Subject | Re: Converting of an ISO8859_1 database to UTF8 |
---|---|
Author | patrick_marten |
Post date | 2012-11-05T08:01:42Z |
--- In firebird-support@yahoogroups.com, "Pierre Y." <pierre.y@...> wrote:
thank you, that's an interesting alternative!
Although I would need to install the Unified Interbase components for this.
I've tried to just execute the compiled exe, but somehow it doesn't work. Isn't FBClone made for upgrades from FB 1.5 to 2.x only?
>Hi Pierre,
> Not sure but FBClone (via
> http://code.google.com/p/fbclone/wiki/ConvertBadEncodedFirebirdDatabases)
> could help.
>
> I embedded its code into my application to provide automagic ISO8859_1 to
> UTF8 conversion for my application (including BLOB SUBTYPE 1 containg XML
> data)
thank you, that's an interesting alternative!

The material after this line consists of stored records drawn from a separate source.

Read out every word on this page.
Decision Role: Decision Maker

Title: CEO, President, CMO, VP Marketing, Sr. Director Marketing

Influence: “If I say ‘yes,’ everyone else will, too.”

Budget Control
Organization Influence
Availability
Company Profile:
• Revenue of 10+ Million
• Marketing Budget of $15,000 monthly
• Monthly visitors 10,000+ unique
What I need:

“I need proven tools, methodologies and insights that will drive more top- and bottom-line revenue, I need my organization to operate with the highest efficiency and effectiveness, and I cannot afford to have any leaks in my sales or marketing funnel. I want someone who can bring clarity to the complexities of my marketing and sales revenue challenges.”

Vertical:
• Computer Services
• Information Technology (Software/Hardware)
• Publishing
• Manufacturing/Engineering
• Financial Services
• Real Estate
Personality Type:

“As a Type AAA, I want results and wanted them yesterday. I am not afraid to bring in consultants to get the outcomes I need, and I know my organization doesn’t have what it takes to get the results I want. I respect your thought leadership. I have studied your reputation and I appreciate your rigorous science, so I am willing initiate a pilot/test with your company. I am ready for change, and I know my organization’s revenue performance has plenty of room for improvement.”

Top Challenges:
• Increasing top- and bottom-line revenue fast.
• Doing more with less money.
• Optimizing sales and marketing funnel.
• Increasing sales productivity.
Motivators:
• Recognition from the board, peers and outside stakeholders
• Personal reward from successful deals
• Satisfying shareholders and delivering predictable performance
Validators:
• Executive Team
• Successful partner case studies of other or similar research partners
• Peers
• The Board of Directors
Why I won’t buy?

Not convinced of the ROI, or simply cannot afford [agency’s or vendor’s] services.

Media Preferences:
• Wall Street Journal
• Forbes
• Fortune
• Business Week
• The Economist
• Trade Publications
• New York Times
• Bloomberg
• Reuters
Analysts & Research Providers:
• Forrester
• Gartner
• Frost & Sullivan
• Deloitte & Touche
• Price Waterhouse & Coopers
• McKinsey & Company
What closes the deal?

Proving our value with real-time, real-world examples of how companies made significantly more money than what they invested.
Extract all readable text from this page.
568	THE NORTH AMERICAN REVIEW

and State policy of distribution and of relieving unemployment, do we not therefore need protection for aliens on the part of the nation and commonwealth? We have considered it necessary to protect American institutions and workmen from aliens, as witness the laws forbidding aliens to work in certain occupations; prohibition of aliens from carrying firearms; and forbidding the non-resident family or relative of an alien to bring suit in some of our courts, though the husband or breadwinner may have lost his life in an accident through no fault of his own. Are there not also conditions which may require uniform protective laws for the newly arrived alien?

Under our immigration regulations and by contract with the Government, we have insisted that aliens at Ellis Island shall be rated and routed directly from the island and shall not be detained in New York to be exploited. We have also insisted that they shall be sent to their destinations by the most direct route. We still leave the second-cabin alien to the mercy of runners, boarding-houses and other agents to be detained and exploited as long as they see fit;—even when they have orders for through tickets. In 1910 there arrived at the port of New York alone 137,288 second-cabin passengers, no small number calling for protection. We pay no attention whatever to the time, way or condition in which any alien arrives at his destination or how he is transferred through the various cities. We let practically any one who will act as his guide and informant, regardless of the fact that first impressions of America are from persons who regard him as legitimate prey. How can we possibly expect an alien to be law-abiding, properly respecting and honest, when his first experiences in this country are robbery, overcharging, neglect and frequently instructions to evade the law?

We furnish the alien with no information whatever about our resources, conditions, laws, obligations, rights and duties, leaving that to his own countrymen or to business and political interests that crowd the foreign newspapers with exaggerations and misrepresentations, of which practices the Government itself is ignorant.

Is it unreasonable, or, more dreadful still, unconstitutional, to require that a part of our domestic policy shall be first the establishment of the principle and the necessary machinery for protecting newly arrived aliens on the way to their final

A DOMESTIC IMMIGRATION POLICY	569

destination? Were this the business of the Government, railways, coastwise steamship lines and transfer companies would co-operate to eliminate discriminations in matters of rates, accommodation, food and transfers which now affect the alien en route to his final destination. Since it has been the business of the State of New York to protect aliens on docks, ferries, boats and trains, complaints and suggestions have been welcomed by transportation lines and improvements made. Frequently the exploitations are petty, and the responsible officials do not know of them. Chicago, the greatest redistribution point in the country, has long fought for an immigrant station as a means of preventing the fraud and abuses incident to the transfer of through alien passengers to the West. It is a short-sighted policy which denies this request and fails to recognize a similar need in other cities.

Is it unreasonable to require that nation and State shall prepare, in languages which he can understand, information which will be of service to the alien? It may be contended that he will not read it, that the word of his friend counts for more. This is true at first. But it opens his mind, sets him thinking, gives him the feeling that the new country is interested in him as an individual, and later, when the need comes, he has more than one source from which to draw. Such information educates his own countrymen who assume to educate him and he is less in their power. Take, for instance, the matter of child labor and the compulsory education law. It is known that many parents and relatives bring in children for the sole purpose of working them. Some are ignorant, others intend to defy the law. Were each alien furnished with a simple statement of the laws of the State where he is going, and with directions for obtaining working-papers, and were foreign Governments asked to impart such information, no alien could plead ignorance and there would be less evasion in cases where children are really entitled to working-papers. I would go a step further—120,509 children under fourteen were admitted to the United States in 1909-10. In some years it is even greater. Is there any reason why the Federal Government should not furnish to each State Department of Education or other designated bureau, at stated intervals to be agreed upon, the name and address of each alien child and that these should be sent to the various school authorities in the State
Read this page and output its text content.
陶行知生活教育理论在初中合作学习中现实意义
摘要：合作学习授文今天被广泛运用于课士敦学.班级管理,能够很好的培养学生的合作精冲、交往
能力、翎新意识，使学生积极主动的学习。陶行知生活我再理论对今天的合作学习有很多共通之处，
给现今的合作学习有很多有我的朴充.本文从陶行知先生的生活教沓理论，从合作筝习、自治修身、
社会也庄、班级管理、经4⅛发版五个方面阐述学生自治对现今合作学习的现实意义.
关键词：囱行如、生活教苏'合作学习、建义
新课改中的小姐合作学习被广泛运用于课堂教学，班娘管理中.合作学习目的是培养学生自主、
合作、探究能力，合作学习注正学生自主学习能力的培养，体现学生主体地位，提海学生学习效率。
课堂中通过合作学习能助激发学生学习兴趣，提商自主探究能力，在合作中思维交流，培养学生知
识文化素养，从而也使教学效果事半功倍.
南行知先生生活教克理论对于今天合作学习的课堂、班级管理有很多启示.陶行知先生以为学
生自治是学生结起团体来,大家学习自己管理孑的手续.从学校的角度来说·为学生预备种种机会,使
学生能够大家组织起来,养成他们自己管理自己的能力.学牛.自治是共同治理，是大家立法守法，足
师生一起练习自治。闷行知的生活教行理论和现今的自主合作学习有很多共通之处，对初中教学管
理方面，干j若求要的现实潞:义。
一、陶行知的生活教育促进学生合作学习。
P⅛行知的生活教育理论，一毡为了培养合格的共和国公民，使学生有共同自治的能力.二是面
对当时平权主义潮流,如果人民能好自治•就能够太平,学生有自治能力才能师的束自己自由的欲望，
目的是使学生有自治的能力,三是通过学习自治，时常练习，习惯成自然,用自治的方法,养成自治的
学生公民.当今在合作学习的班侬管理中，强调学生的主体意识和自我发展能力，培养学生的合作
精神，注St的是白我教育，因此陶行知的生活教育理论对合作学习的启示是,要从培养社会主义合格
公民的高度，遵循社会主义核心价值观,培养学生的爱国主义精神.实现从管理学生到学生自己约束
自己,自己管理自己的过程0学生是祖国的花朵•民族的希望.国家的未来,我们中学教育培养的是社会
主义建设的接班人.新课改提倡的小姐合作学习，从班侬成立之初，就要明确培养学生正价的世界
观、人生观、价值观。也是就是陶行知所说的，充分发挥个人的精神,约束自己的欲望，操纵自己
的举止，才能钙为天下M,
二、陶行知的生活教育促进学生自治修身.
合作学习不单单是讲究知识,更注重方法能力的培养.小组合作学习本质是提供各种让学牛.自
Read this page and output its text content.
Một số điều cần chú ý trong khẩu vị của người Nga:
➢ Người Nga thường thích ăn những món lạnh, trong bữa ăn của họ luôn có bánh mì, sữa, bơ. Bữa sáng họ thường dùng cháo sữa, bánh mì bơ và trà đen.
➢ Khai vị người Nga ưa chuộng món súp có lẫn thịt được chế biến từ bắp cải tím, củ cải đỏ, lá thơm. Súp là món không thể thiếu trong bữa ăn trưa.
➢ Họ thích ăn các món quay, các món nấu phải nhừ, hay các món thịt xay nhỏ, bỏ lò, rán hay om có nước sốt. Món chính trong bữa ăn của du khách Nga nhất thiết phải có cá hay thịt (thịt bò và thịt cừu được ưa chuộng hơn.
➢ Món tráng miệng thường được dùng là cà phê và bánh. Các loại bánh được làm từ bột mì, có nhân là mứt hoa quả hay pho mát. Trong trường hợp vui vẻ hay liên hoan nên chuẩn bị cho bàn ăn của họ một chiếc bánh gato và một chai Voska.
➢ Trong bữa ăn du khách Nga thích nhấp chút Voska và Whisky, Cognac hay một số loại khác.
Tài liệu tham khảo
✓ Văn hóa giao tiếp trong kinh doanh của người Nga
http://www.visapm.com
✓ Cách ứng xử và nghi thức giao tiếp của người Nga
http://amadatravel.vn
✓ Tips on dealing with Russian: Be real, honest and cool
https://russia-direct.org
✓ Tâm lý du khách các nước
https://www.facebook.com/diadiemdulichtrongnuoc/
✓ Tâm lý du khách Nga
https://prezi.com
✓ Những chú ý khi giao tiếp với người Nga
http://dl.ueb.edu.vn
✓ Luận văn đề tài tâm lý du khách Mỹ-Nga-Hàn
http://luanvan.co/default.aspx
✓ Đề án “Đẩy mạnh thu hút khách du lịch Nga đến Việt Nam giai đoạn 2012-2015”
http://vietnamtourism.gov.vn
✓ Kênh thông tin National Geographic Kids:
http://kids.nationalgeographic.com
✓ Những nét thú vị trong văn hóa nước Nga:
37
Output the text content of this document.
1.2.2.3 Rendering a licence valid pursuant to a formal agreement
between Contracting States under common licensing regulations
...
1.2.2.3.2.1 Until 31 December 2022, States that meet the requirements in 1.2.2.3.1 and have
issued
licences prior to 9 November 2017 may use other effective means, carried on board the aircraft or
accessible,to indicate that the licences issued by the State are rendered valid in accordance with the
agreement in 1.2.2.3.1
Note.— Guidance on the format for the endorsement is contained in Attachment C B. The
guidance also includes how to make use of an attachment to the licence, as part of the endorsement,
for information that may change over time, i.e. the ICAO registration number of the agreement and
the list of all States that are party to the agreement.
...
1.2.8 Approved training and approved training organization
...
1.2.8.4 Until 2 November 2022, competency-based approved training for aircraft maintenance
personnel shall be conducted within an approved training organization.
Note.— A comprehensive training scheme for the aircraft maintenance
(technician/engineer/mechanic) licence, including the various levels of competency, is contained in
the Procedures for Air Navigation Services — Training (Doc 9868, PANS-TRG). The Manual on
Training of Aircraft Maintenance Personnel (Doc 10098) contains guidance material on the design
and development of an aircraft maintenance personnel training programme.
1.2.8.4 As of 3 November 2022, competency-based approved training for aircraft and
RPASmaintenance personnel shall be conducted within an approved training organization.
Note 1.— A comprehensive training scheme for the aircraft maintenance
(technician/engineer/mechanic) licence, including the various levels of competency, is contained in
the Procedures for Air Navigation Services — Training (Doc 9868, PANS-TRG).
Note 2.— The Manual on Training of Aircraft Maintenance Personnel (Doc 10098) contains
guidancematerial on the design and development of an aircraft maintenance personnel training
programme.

Although I would need to install the Unified Interbase components for this.
I've tried to just execute the compiled exe, but somehow it doesn't work. Isn't FBClone made for upgrades from FB 1.5 to 2.x only?
> On Thu, Nov 1, 2012 at 8:43 AM, patrick_marten <patrick_marten@...>wrote:
>
> > **
> >
> >
> > Hello,
> >
> > I'm working on a new release of my application, in which some bigger
> > changes are supposed to happen. I need some assistance please :)
> >
> > Sorry, it's a bit long, but it's about a sensitive matter, so I wanted to
> > provide as many details as possible.
> >
> > 1. The current version
> > -----------------------
> > 1.1 It's using Firebird 2.1.3.18185 to access a database with ISO8859_1
> > character set.
> > 1.2 Several tables of the database have fields declared as follows:
> > FIELDX BLOB SUB_TYPE 1 SEGMENT SIZE 80 CHARACTER SET ISO8859_5,
> > FIELDY VARCHAR( 100) CHARACTER SET ISO8859_5,
> > Those fields weren't used so far, because IBO didn't support unicode when
> > this version was created, but they do play a role below, so I'm mentioning
> > them.
> > 1.3 Several tables contain BLOB SUB_TYPE 1 fields, which store RTF-text in
> > them
> >
> > 2. The new version
> > -------------------
> > 2.1 Although it's not neccessary, I was planning to use the latest
> > Firebird version - currently 2.5.1.26351
> > 2.2 Since IBO supports unicode now, my application is supposed to support
> > it as well, so that the "new" database will have UTF8 as default character
> > set
> > 2.3 Fields mentioned in 1.2 will no longer have to have a special
> > character set - everything UTF8
> > 2.4 Fields mentioned in 1.3 have to become BLOB SUB_TYPE 0 fields, as the
> > content will be stored in a different way in the new version. The content
> > must not get lost of course
> > 2.5 A lot of structure changes will come with the new version too (new
> > tables, fields etc.)
> >
> > While all the changes are not a problem for new customers, they pretty
> > much are a big issue for existing customers, as I will have to "convert"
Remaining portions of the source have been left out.